Chewing through the meal gave him an opportunity to consider how to train complete strangers on performing the most difficult job in the world. As a kid, all Cyril wanted to be was a warden. He begged the wardens at Gwyllion Abbey to teach him. Few did. So Cassidy and he spent most of their time spying, stalking and obsessing over them. How they lived, how they trained, how they slept. Bu would throw in a few pointers here and there. Some wardens were always happy to give them a roughhousing in the grinder. But, everything important he’d learned as he worked.
It was a growing trend for new wardens to attend these instructional guilds, as they were being called.

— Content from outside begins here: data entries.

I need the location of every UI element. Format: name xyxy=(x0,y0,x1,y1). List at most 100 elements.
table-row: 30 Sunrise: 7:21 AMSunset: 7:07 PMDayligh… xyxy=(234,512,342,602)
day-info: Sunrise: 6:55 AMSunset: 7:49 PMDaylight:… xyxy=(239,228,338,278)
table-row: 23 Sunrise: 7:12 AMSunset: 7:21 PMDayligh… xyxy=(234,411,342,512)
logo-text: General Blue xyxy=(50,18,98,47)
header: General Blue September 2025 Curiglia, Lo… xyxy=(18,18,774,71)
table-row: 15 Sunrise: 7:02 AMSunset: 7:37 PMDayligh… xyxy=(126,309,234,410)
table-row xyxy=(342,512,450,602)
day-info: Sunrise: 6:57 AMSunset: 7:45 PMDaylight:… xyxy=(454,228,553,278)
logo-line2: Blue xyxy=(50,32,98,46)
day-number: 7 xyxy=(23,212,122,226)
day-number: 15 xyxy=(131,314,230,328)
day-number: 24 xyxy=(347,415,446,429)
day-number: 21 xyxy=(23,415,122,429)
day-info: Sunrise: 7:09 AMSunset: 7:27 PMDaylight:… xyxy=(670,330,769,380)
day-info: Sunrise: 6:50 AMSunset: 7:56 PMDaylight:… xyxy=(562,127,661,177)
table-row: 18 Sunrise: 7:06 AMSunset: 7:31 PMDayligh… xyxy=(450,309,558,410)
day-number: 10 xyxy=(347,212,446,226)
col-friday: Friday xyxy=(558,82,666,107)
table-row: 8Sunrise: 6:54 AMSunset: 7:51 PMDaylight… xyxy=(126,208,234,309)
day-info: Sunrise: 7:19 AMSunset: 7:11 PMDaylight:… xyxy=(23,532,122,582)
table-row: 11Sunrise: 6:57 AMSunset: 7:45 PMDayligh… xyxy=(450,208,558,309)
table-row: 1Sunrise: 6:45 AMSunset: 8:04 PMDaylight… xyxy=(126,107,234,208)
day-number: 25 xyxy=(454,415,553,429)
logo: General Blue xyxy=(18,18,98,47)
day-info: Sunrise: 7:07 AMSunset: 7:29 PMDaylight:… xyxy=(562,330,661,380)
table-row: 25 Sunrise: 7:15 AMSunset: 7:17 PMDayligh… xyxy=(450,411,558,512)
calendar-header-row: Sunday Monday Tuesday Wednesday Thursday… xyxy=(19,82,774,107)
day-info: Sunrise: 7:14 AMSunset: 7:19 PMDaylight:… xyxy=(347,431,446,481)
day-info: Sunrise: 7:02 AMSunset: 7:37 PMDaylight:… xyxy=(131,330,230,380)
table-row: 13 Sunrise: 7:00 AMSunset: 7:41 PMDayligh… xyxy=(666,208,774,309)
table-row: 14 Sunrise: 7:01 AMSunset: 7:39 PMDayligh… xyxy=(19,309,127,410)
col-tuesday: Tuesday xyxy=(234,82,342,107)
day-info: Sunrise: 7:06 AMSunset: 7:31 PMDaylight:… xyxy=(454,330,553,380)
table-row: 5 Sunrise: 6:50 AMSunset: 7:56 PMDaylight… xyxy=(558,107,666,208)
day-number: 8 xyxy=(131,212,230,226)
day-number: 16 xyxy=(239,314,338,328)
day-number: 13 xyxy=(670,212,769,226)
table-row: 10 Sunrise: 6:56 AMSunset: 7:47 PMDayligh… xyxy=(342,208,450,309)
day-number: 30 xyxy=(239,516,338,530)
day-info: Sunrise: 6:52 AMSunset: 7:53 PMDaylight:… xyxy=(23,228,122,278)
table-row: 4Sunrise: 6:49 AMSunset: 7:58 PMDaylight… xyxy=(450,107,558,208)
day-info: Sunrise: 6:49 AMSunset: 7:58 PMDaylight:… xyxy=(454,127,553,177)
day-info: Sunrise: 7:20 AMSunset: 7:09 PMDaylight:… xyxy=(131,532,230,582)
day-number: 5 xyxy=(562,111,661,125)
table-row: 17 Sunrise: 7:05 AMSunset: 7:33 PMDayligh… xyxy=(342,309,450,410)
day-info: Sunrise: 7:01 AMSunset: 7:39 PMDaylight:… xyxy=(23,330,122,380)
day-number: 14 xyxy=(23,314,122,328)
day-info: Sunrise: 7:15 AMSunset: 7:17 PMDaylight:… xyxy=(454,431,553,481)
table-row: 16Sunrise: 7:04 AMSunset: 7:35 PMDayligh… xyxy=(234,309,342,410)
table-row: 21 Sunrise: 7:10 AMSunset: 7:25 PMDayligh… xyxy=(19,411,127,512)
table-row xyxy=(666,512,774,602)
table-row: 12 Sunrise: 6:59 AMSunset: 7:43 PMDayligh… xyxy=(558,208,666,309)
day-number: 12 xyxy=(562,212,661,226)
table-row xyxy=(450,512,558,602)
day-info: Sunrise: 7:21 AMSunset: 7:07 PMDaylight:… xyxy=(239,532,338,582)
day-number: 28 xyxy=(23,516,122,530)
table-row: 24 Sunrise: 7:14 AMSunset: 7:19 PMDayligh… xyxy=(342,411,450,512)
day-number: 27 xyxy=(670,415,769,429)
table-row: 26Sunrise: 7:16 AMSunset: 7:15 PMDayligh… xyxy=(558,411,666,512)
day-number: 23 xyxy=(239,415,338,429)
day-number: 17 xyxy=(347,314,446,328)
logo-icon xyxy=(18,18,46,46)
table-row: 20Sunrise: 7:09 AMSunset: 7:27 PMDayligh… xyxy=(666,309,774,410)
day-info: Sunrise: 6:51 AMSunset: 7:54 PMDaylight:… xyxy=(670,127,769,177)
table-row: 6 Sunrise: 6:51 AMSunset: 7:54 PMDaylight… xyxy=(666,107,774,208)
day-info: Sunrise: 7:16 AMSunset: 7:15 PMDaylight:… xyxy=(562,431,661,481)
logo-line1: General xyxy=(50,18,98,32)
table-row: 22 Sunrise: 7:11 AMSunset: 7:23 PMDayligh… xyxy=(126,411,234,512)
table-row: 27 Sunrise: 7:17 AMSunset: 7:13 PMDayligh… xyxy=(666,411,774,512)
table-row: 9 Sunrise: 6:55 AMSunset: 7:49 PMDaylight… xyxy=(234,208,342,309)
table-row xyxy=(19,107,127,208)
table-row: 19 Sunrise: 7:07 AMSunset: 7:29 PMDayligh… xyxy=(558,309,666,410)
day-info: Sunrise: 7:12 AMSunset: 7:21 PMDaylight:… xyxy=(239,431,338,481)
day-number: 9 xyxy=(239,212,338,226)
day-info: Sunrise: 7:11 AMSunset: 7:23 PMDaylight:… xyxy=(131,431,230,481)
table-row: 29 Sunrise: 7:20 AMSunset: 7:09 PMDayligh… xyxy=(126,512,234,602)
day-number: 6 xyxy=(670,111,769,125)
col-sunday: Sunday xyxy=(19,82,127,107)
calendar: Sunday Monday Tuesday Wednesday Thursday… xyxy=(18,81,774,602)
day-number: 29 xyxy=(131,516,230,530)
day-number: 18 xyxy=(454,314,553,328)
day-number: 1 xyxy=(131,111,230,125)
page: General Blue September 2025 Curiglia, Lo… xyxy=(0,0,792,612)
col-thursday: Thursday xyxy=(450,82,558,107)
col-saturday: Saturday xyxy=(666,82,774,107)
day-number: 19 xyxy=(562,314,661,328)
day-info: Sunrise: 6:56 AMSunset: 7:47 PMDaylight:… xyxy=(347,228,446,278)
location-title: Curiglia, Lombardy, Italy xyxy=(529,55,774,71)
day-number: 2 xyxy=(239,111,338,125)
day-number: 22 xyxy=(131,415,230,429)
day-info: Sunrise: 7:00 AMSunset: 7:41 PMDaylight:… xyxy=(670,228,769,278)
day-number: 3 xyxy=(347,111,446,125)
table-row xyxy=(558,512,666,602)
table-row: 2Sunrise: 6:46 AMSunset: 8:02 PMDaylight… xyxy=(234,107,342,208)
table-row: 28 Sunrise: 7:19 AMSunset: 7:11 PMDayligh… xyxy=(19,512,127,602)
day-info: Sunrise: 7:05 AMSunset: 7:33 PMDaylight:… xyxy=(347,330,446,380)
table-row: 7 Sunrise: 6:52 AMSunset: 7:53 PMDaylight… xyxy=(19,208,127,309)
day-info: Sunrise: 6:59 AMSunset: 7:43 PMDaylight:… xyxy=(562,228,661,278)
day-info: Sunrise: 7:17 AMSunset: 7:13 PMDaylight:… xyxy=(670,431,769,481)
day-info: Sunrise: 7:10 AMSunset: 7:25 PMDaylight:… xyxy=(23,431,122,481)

Teenagers would sign up, have their mommy and daddy throw in a couple hundred notes as tuition, and then the kids would get a letter of recommendation to start work at a real guild. Cyril always thought it was a clever scheme for lazy wardens to make bank without doing real work. Now he was just one of them.
At the SDO, he’d been an initiate for about three months. They called their new wardens “apprentices.” He worked under an Archwarden and then was approved to start handling jobs on his own. But, even then most of what he learned was how to not embarrass the guild. How to wear his uniform, how to file guild paperwork. You couldn’t even be an apprentice there without already proving your sorcery skills somewhere else.
He tried to remember the first real, tangible thing he’d learned. A conversation with Bu. When flames consumed a whole neighborhood on Lyrique, and the old man had quelled the monster that caused it.
“Anybody can be a warden,” Bu had told the young, weeping, soot-faced Cyril. “You only hafta accept the suffering others won’t.”
Deep in this fog of thought, Cyril almost missed the tenth ring from the bell tower. He escaped the restaurant and hurried back to Gwyllion Abbey. Cyril was absolutely certain he was going to screw these kids up.